7’35’’—7’57’’: People always tell us: ‘forget and forgive’ Who am I going to forgive? No one has asked me for forgiveness. So we want these events not go unpunished and for this form of power, which is still held by the same people, to change somehow.
8’07’’—8’27’’: This isn’t an easy task—we’re not succeeding in this—but that is what we hope, that History doesn’t repeat itself and, above all, we want the youth to be aware that our country’s political situation doesn’t come from nothing.
9’24’’—10’01’’: It’s necessary to work from the collective to be able to achieve a more dignified life that is fairer for everyone and that comes from a collective dream instead of an individual dream of “me” as someone who wants more. freedom or more opportunities. Rather, it’s about a more dignified life not only for us as human beings but for everything and everyone around us.
10’07’’—10’17’’: One can't talk about a dignified life when the rivers, the forests, the mountains, are being exploited.
11’13’’—11’27’’: In the political proposals of the Indigenous peoples we have always heard about taking just what’s necessary and to respect also the stone, the leaf, the tree.
12’55’’—13’14’’: We need to know what we need but we've gotten to the point where we find something and we want it all.

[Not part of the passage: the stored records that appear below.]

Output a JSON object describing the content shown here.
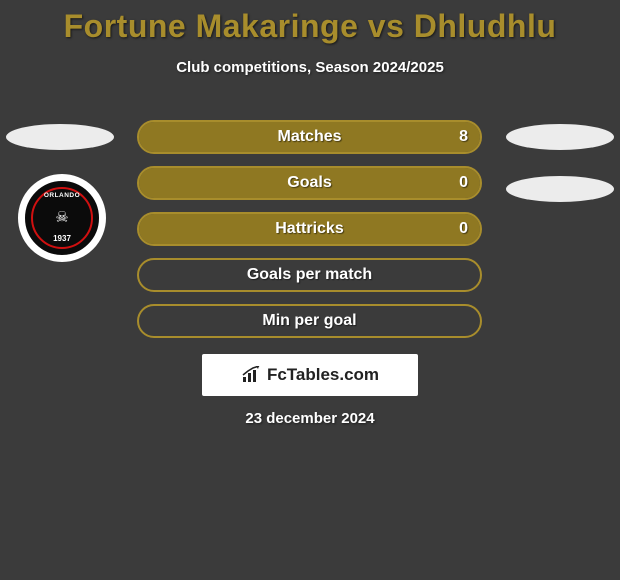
{
  "title": {
    "text": "Fortune Makaringe vs Dhludhlu",
    "color": "#a88d2c"
  },
  "subtitle": "Club competitions, Season 2024/2025",
  "background_color": "#3b3b3b",
  "ellipse_color": "#ececec",
  "badge": {
    "outer_bg": "#0b0b0b",
    "outer_border": "#ffffff",
    "inner_border": "#d01010",
    "top_text": "ORLANDO",
    "year": "1937"
  },
  "stats": {
    "border_color": "#a88d2c",
    "fill_color": "#8f7822",
    "text_color": "#ffffff",
    "rows": [
      {
        "label": "Matches",
        "value": "8",
        "fill_pct": 100
      },
      {
        "label": "Goals",
        "value": "0",
        "fill_pct": 100
      },
      {
        "label": "Hattricks",
        "value": "0",
        "fill_pct": 100
      },
      {
        "label": "Goals per match",
        "value": "",
        "fill_pct": 0
      },
      {
        "label": "Min per goal",
        "value": "",
        "fill_pct": 0
      }
    ]
  },
  "brand": {
    "box_bg": "#ffffff",
    "text": "FcTables.com",
    "text_color": "#222222",
    "icon_color": "#222222"
  },
  "date": "23 december 2024"
}
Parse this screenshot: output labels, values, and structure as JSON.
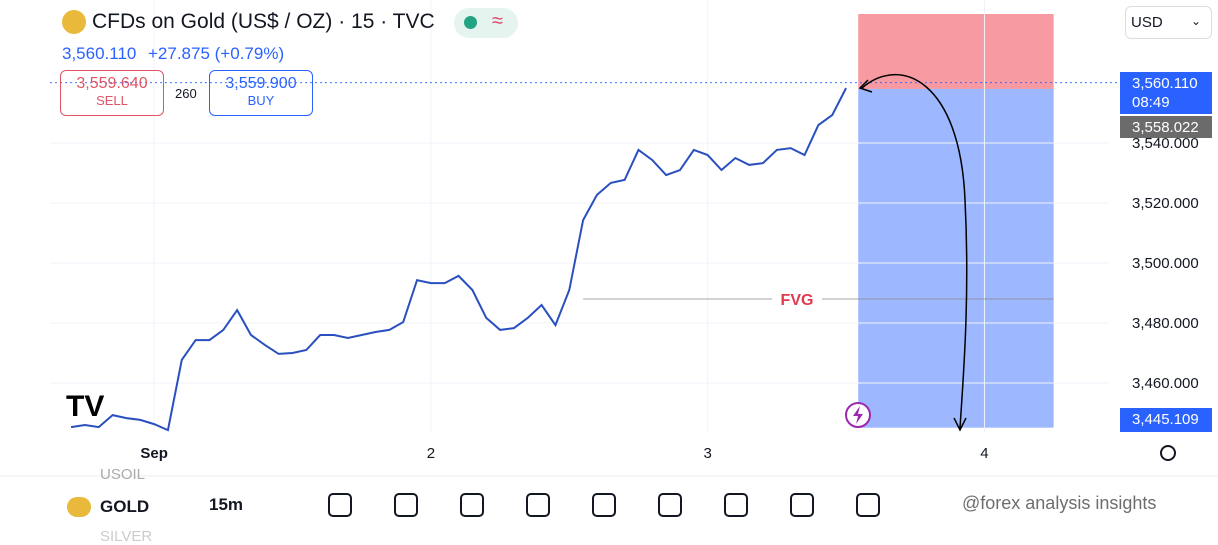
{
  "header": {
    "title": "CFDs on Gold (US$ / OZ) · 15 · TVC",
    "price": "3,560.110",
    "change": "+27.875 (+0.79%)",
    "sell_price": "3,559.640",
    "sell_label": "SELL",
    "spread": "260",
    "buy_price": "3,559.900",
    "buy_label": "BUY",
    "currency": "USD"
  },
  "chart_data": {
    "type": "line",
    "color": "#2a4fbf",
    "x": [
      0.7,
      0.75,
      0.8,
      0.85,
      0.9,
      0.95,
      1.0,
      1.05,
      1.1,
      1.15,
      1.2,
      1.25,
      1.3,
      1.35,
      1.4,
      1.45,
      1.5,
      1.55,
      1.6,
      1.65,
      1.7,
      1.75,
      1.8,
      1.85,
      1.9,
      1.95,
      2.0,
      2.05,
      2.1,
      2.15,
      2.2,
      2.25,
      2.3,
      2.35,
      2.4,
      2.45,
      2.5,
      2.55,
      2.6,
      2.65,
      2.7,
      2.75,
      2.8,
      2.85,
      2.9,
      2.95,
      3.0,
      3.05,
      3.1,
      3.15,
      3.2,
      3.25,
      3.3,
      3.35,
      3.4,
      3.45,
      3.5
    ],
    "values": [
      3445.3,
      3446.0,
      3445.3,
      3449.3,
      3448.3,
      3447.7,
      3446.3,
      3444.3,
      3467.7,
      3474.3,
      3474.3,
      3477.7,
      3484.3,
      3476.0,
      3472.7,
      3469.7,
      3470.0,
      3471.0,
      3476.0,
      3476.0,
      3475.0,
      3476.0,
      3477.0,
      3477.7,
      3480.3,
      3494.3,
      3493.3,
      3493.3,
      3495.7,
      3491.0,
      3481.7,
      3477.7,
      3478.3,
      3481.7,
      3486.0,
      3479.3,
      3491.0,
      3514.3,
      3522.7,
      3526.7,
      3527.7,
      3537.7,
      3534.3,
      3529.3,
      3531.0,
      3537.7,
      3536.0,
      3531.0,
      3535.0,
      3532.7,
      3533.3,
      3537.7,
      3538.3,
      3536.0,
      3546.0,
      3549.3,
      3558.3
    ],
    "xlim": [
      0.66,
      4.45
    ],
    "ylim": [
      3443.67,
      3587.67
    ],
    "xticks": [
      {
        "value": 1,
        "label": "Sep"
      },
      2,
      3,
      4
    ],
    "yticks": [
      {
        "value": 3460,
        "label": "3,460.000"
      },
      {
        "value": 3480,
        "label": "3,480.000"
      },
      {
        "value": 3500,
        "label": "3,500.000"
      },
      {
        "value": 3520,
        "label": "3,520.000"
      },
      {
        "value": 3540,
        "label": "3,540.000"
      }
    ],
    "grid": true,
    "last_price": {
      "value": 3560.11,
      "label": "3,560.110",
      "countdown": "08:49"
    },
    "position": {
      "x": [
        3.544,
        4.25
      ],
      "stop": 3583,
      "entry": {
        "value": 3558.022,
        "label": "3,558.022"
      },
      "target": {
        "value": 3445.109,
        "label": "3,445.109"
      }
    },
    "fvg": {
      "label": "FVG",
      "value": 3488,
      "x": [
        2.55,
        4.25
      ]
    }
  },
  "toolbar": {
    "symbol": "GOLD",
    "interval": "15m",
    "above": "USOIL",
    "below": "SILVER",
    "watermark": "@forex analysis insights"
  }
}
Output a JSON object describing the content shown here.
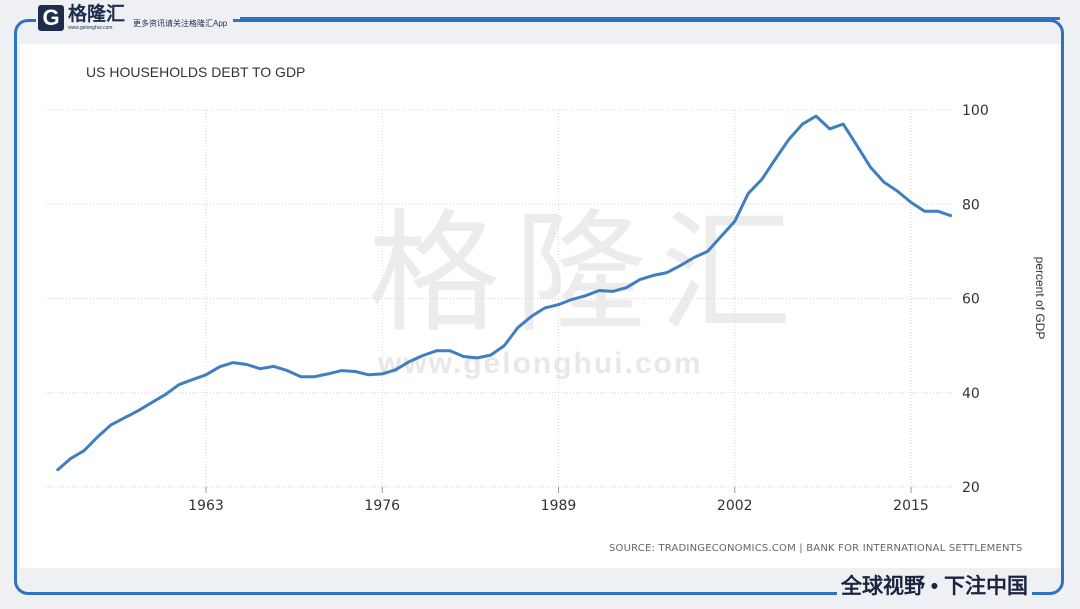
{
  "header": {
    "logo_letter": "G",
    "logo_name": "格隆汇",
    "logo_url": "www.gelonghui.com",
    "slogan": "更多资讯请关注格隆汇App"
  },
  "watermark": {
    "name": "格隆汇",
    "url": "www.gelonghui.com"
  },
  "footer": {
    "slogan": "全球视野 • 下注中国",
    "source": "SOURCE: TRADINGECONOMICS.COM | BANK FOR INTERNATIONAL SETTLEMENTS"
  },
  "colors": {
    "line": "#3f7fbf",
    "frame": "#2f72c2"
  },
  "chart_data": {
    "type": "line",
    "title": "US HOUSEHOLDS DEBT TO GDP",
    "xlabel": "",
    "ylabel": "percent of GDP",
    "xlim": [
      1952,
      2018.5
    ],
    "ylim": [
      20,
      100
    ],
    "xticks": [
      1963,
      1976,
      1989,
      2002,
      2015
    ],
    "yticks": [
      20,
      40,
      60,
      80,
      100
    ],
    "grid": true,
    "series": [
      {
        "name": "US Households Debt to GDP",
        "x": [
          1952,
          1953,
          1954,
          1955,
          1956,
          1957,
          1958,
          1959,
          1960,
          1961,
          1962,
          1963,
          1964,
          1965,
          1966,
          1967,
          1968,
          1969,
          1970,
          1971,
          1972,
          1973,
          1974,
          1975,
          1976,
          1977,
          1978,
          1979,
          1980,
          1981,
          1982,
          1983,
          1984,
          1985,
          1986,
          1987,
          1988,
          1989,
          1990,
          1991,
          1992,
          1993,
          1994,
          1995,
          1996,
          1997,
          1998,
          1999,
          2000,
          2001,
          2002,
          2003,
          2004,
          2005,
          2006,
          2007,
          2008,
          2009,
          2010,
          2011,
          2012,
          2013,
          2014,
          2015,
          2016,
          2017,
          2018
        ],
        "values": [
          23.5,
          26,
          27.7,
          30.6,
          33.2,
          34.7,
          36.2,
          37.9,
          39.6,
          41.7,
          42.8,
          43.8,
          45.5,
          46.4,
          46,
          45.1,
          45.6,
          44.7,
          43.4,
          43.4,
          44,
          44.7,
          44.5,
          43.8,
          44,
          44.9,
          46.6,
          47.9,
          48.9,
          48.9,
          47.7,
          47.4,
          48,
          50,
          53.8,
          56.2,
          58,
          58.7,
          59.8,
          60.6,
          61.7,
          61.5,
          62.3,
          64,
          64.9,
          65.5,
          67,
          68.7,
          70,
          73.2,
          76.4,
          82.3,
          85.3,
          89.6,
          93.8,
          97,
          98.7,
          96,
          97,
          92.5,
          87.9,
          84.7,
          82.8,
          80.4,
          78.5,
          78.5,
          77.5
        ]
      }
    ]
  }
}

And I think that's the problem: wanting to extract from Mother Earth everything she has.
13’54’’—14’14’’: We need to be collective beings and think about a more dignified life not only for you and the one next to you but for everyone and to fight for, as I've heard it out there, ‘a world where many worlds fit’.
14’42’’—14’57’’: Everything I am and everything I’ve experienced have a lot of collective knowledge and learning from others as its foundation.